The Growing Dissonance between the Kosmos and the Anthropos: A Hermeneutic Study of the Mechanistic World View brought by Classical Physics and the New Rationality introduced by Einstein’s Relativity Theory and Heisenberg’s Indeterminacy Principle in Quantum Physics
DOI:
https://doi.org/10.70922/bng4a788Keywords:
hermeneutics, philosophy of physics, quantum physics, classical physics, ecological crisisAbstract
This paper centers on the implicit metaphysics beyond the Theory of Relativity and the Principle of Indeterminacy – two revolutionary theories that have changed 20th Century Physics – using the perspective of Husserlian Transcedental Phenomenology. Albert Einstein (1879-1955) and Werner Heisenberg (1901-1976) abolished the theoretical framework of Classical (Galilean-Newtonian) physics that has been complemented, strengthened by Cartesian metaphysics.
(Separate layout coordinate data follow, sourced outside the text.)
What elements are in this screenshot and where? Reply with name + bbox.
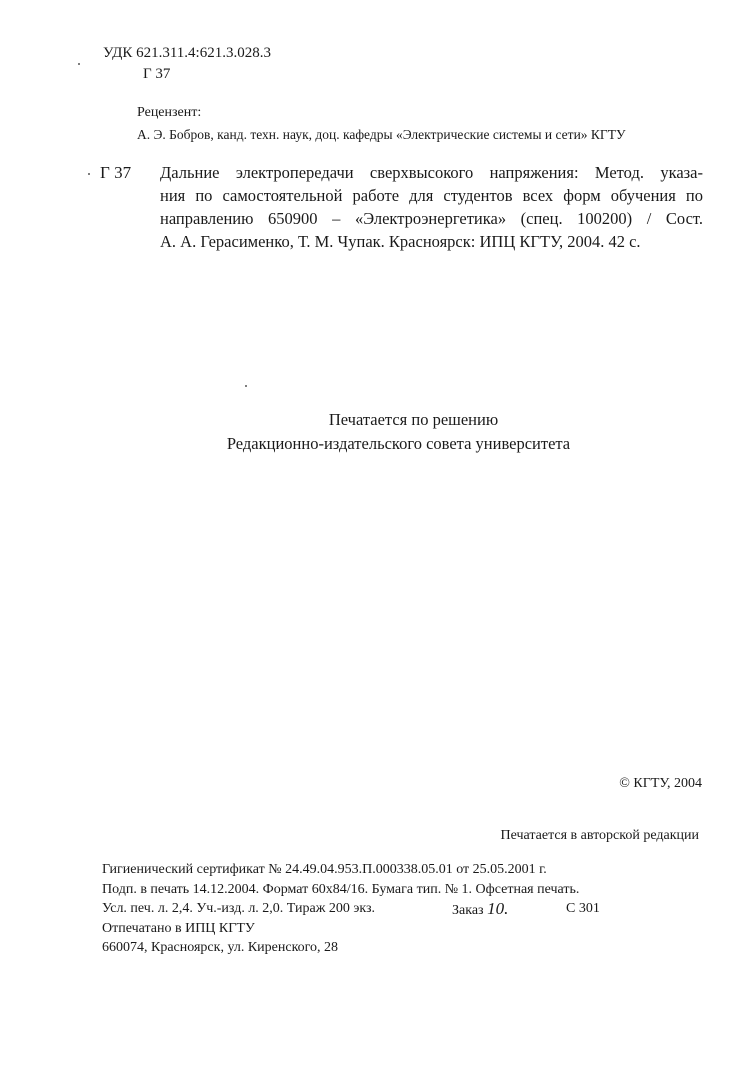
order-number: 10.: [487, 899, 509, 918]
reviewer-text: А. Э. Бобров, канд. техн. наук, доц. кафедры «Электрические системы и сети» КГТУ: [137, 127, 626, 142]
imprint-block: [102, 860, 600, 958]
description-line: Дальние электропередачи сверхвысокого напряжения: Метод. указа-: [160, 163, 703, 182]
edition-note: Печатается в авторской редакции: [500, 828, 699, 843]
udk-code: УДК 621.311.4:621.3.028.3: [103, 45, 271, 61]
order-label: Заказ: [452, 903, 484, 918]
order-info: [452, 899, 508, 921]
printed-at: Отпечатано в ИПЦ КГТУ: [102, 920, 255, 936]
reviewer-label: Рецензент:: [137, 105, 202, 120]
scan-speck: [245, 385, 247, 387]
bibliographic-description: [160, 161, 703, 253]
hygiene-certificate: Гигиенический сертификат № 24.49.04.953.П.000338.05.01 от 25.05.2001 г.: [102, 862, 547, 877]
copyright: © КГТУ, 2004: [619, 776, 702, 791]
description-line: ния по самостоятельной работе для студентов всех форм обучения по: [160, 186, 703, 205]
description-line: А. А. Герасименко, Т. М. Чупак. Красноярск: ИПЦ КГТУ, 2004. 42 с.: [160, 232, 641, 251]
print-details: Подп. в печать 14.12.2004. Формат 60х84/16. Бумага тип. № 1. Офсетная печать.: [102, 881, 580, 897]
print-volume-row: [102, 899, 600, 919]
publication-note-line2: Редакционно-издательского совета университета: [226, 434, 571, 453]
description-line: направлению 650900 – «Электроэнергетика» (спец. 100200) / Сост.: [160, 209, 703, 228]
bibliographic-code: Г 37: [100, 163, 132, 182]
publication-note-line1: Печатается по решению: [328, 410, 499, 429]
print-volume: Усл. печ. л. 2,4. Уч.-изд. л. 2,0. Тираж 200 экз.: [102, 901, 376, 916]
page-code: С 301: [566, 901, 600, 916]
scan-speck: [88, 173, 90, 175]
classification-code: Г 37: [143, 66, 171, 82]
address: 660074, Красноярск, ул. Киренского, 28: [102, 940, 339, 955]
scan-speck: [78, 63, 80, 65]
Rene Descartes (1596-1850) introduced a separation between subject and object (as two different and self- enclosed substances) while Galileo and Newton did the “mathematization” of the world. Newtonian physics, however, had an inexplicable postulate of absolute space and absolute time – a kind of geometrical framework, independent of all matter, for the explication of locality and acceleration. Thus, Cartesian modern metaphysics and Galilean- Newtonian physics go hand in hand, resulting to socio- ethical problems, materialism and environmental destruction. Einstein got rid of the Newtonian absolutes and was able to provide a new foundation for our notions of space and time: the four (4) dimensional space- time; simultaneity and the constancy of velocity of light, and the relativity of all systems of reference. Heisenberg, following the theory of quanta of Max Planck, told us of our inability to know sub- atomic phenomena and thus, blurring the line between the Cartesian separation of object and subject, hence, initiating the crisis of the foundations of Classical Physics.
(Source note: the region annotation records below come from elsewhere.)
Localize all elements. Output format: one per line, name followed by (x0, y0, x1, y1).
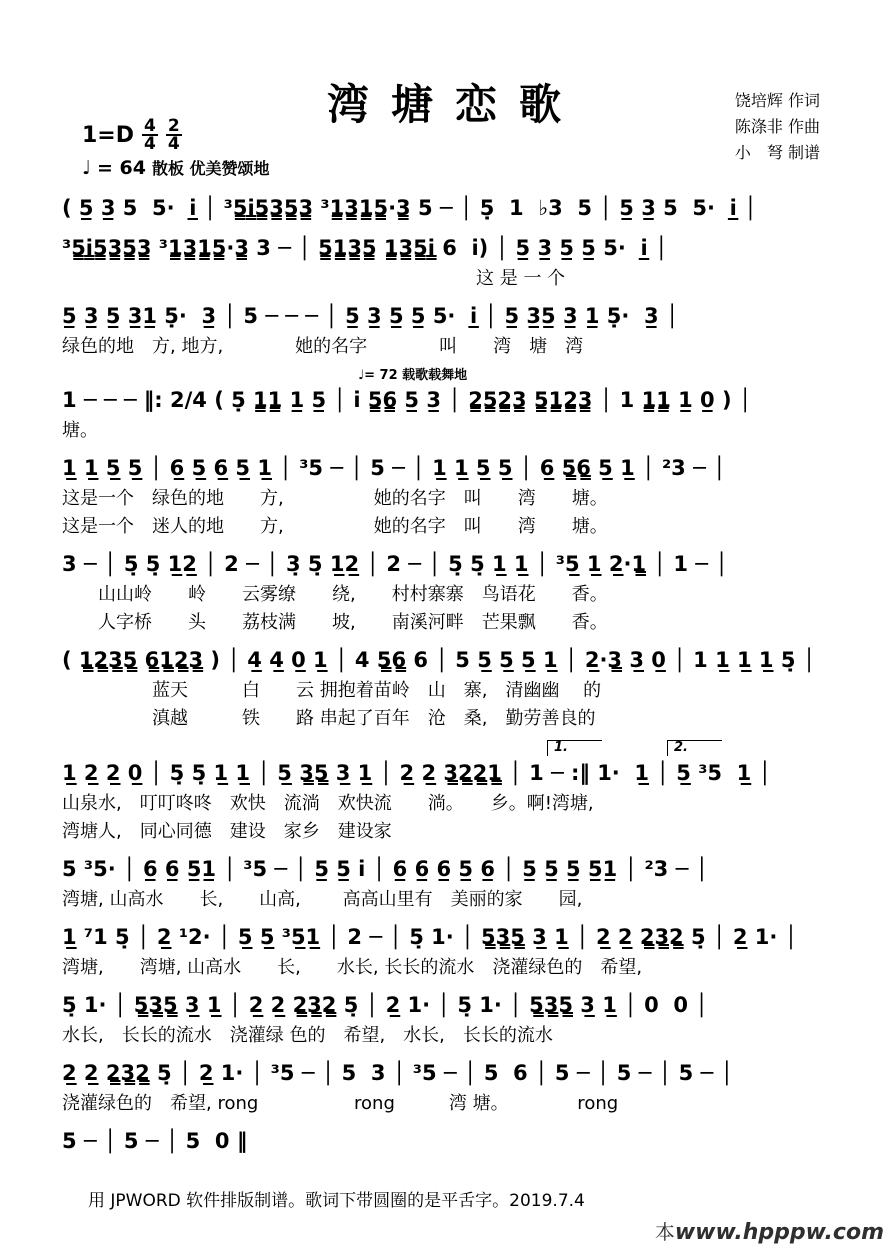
lyrics-line-1: 山山岭 岭 云雾缭 绕, 村村寨寨 鸟语花 香。 (62, 584, 608, 605)
notes-line: 5̲ 3̲ 5̲ 3̲1̲ 5̣· 3̲ │ 5 ─ ─ ─ │ 5̲ 3̲ 5̲ 5̲ 5· i̲ │ 5̲ 3̲5̲ 3̲ 1̲ 5̣· 3̲ │ (62, 304, 679, 328)
lyrics-line-1: 塘。 (62, 420, 98, 441)
lyrics-line-1: 水长, 长长的流水 浇灌绿 色的 希望, 水长, 长长的流水 (62, 1025, 553, 1046)
music-system (62, 1057, 828, 1118)
lyrics-line-2: 湾塘人, 同心同德 建设 家乡 建设家 (62, 821, 392, 842)
notes-line: 1̲ ⁷1 5̣ │ 2̲ ¹2· │ 5̲ 5̲ ³5̲1̲ │ 2 ─ │ 5̣ 1· │ 5̳3̳5̳ 3̲ 1̲ │ 2̲ 2̲ 2̳3̳2̳ 5̣ │ 2̲ 1· │ (62, 925, 798, 949)
music-system (62, 192, 828, 225)
watermark-prefix: 本 (654, 1220, 675, 1244)
notes-line: 1̲ 2̲ 2̲ 0̲ │ 5̣ 5̣ 1̲ 1̲ │ 5̲ 3̳5̳ 3̲ 1̲ │ 2̲ 2̲ 3̳2̳2̳1̳ │ 1 ─ :‖ 1· 1̲ │ 5̲ ³5 1̲ │ (62, 761, 772, 785)
meter-numerator: 4 (144, 116, 156, 136)
watermark-url: www.hpppw.com (674, 1220, 884, 1245)
music-system (62, 644, 828, 733)
music-system (62, 921, 828, 982)
score-body (0, 186, 888, 1158)
meter-denominator: 4 (144, 134, 156, 154)
credit-lyricist: 饶培辉 作词 (734, 91, 820, 110)
lyrics-line-1: 湾塘, 湾塘, 山高水 长, 水长, 长长的流水 浇灌绿色的 希望, (62, 957, 643, 978)
music-system (62, 1125, 828, 1158)
lyrics-line-2: 滇越 铁 路 串起了百年 沧 桑, 勤劳善良的 (62, 708, 596, 729)
notes-line: 5 ─ │ 5 ─ │ 5 0 ‖ (62, 1129, 248, 1153)
notes-line: 1 ─ ─ ─ ‖: 2/4 ( 5̣ 1̳1̳ 1̲ 5̲ │ i 5̳6̳ 5̲ 3̲ │ 2̳5̳2̳3̳ 5̳1̳2̳3̳ │ 1 1̳1̳ 1̲ 0̲ ) │ (62, 388, 752, 412)
lyrics-line-2: 人字桥 头 荔枝满 坡, 南溪河畔 芒果飘 香。 (62, 612, 608, 633)
lyrics-line-2: 这是一个 迷人的地 方, 她的名字 叫 湾 塘。 (62, 516, 608, 537)
notes-line: 5 ³5· │ 6̲ 6̲ 5̲1̲ │ ³5 ─ │ 5̲ 5̲ i │ 6̲ 6̲ 6̲ 5̲ 6̲ │ 5̲ 5̲ 5̲ 5̲1̲ │ ²3 ─ │ (62, 857, 709, 881)
lyrics-line-1: 浇灌绿色的 希望, rong rong 湾 塘。 rong (62, 1093, 619, 1114)
notes-line: ( 5̲ 3̲ 5 5· i̲ │ ³5̳i̳5̳3̳5̳3̳ ³1̳3̳1̳5̳·3̳ 5 ─ │ 5̣ 1 ♭3 5 │ 5̲ 3̲ 5 5· i̲ │ (62, 196, 757, 220)
music-system (62, 989, 828, 1050)
key-signature (82, 118, 182, 152)
music-system (62, 368, 828, 445)
inline-tempo-mark: ♩= 72 载歌载舞地 (358, 368, 468, 383)
music-system (62, 300, 828, 361)
tempo-marking (82, 156, 270, 179)
music-system (62, 853, 828, 914)
tempo-style-text: 散板 优美赞颂地 (151, 159, 270, 178)
volta-bracket-2: 2. (667, 740, 722, 756)
tempo-value: = 64 (96, 157, 146, 179)
notes-line: 3 ─ │ 5̣ 5̣ 1̲2̲ │ 2 ─ │ 3̣ 5̣ 1̲2̲ │ 2 ─ │ 5̣ 5̣ 1̲ 1̲ │ ³5̲ 1̲ 2̲·1̳ │ 1 ─ │ (62, 552, 728, 576)
lyrics-line-1: 蓝天 白 云 拥抱着苗岭 山 寨, 清幽幽 的 (62, 680, 602, 701)
lyrics-line-1: 这 是 一 个 (62, 268, 566, 289)
music-system (62, 548, 828, 637)
credit-composer: 陈涤非 作曲 (734, 117, 820, 136)
credits-block (735, 88, 820, 166)
notes-line: 2̲ 2̲ 2̳3̳2̳ 5̣ │ 2̲ 1· │ ³5 ─ │ 5 3 │ ³5 ─ │ 5 6 │ 5 ─ │ 5 ─ │ 5 ─ │ (62, 1061, 734, 1085)
lyrics-line-1: 湾塘, 山高水 长, 山高, 高高山里有 美丽的家 园, (62, 889, 583, 910)
footer-note: 用 JPWORD 软件排版制谱。歌词下带圆圈的是平舌字。2019.7.4 (88, 1191, 585, 1211)
score-header (0, 0, 888, 186)
meter-2-4 (166, 118, 182, 152)
notes-line: ³5̳i̳5̳3̳5̳3̳ ³1̳3̳1̳5̳·3̳ 3 ─ │ 5̳1̳3̳5̳ 1̳3̳5̳i̳ 6 i) │ 5̲ 3̲ 5̲ 5̲ 5· i̲ │ (62, 236, 668, 260)
key-label: 1=D (82, 122, 135, 148)
lyrics-line-1: 绿色的地 方, 地方, 她的名字 叫 湾 塘 湾 (62, 336, 584, 357)
volta-row (62, 740, 828, 757)
music-system (62, 232, 828, 293)
volta-bracket-1: 1. (547, 740, 602, 756)
notes-line: 5̣ 1· │ 5̳3̳5̳ 3̲ 1̲ │ 2̲ 2̲ 2̳3̳2̳ 5̣ │ 2̲ 1· │ 5̣ 1· │ 5̳3̳5̳ 3̲ 1̲ │ 0 0 │ (62, 993, 708, 1017)
song-title: 湾塘恋歌 (326, 80, 583, 129)
meter-denominator: 4 (167, 134, 180, 154)
quarter-note-icon: ♩ (82, 157, 91, 179)
watermark (655, 1216, 884, 1245)
lyrics-line-1: 山泉水, 叮叮咚咚 欢快 流淌 欢快流 淌。 乡。啊!湾塘, (62, 793, 594, 814)
notes-line: 1̲ 1̲ 5̲ 5̲ │ 6̲ 5̲ 6̲ 5̲ 1̲ │ ³5 ─ │ 5 ─ │ 1̲ 1̲ 5̲ 5̲ │ 6̲ 5̳6̳ 5̲ 1̲ │ ²3 ─ │ (62, 456, 726, 480)
music-system (62, 452, 828, 541)
lyrics-line-1: 这是一个 绿色的地 方, 她的名字 叫 湾 塘。 (62, 488, 608, 509)
meter-4-4 (142, 118, 158, 152)
credit-transcriber: 小 弩 制谱 (734, 143, 820, 162)
notes-line: ( 1̳2̳3̳5̳ 6̳1̳2̳3̳ ) │ 4̲ 4̲ 0̲ 1̲ │ 4 5̳6̳ 6 │ 5 5̲ 5̲ 5̲ 1̲ │ 2̲·3̳ 3̲ 0̲ │ 1 1̲ 1̲ 1̲ 5̣ │ (62, 648, 816, 672)
music-system (62, 740, 828, 846)
meter-numerator: 2 (167, 116, 180, 136)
But the real crisis, according to Edmund Husserl (1859-1930) is that Modern (Classical) Science had “idealized” the world, severing nature from what he calls the Lebenswelt (life- world), the world that is simply there even before it has been reduced to mere mathematical- logical equations. Husserl thus, aims to establish a new science that returns to the “pre- scientific” and “non- mathematized” world of rich and complex phenomena: phenomena as they “appear to human consciousness”.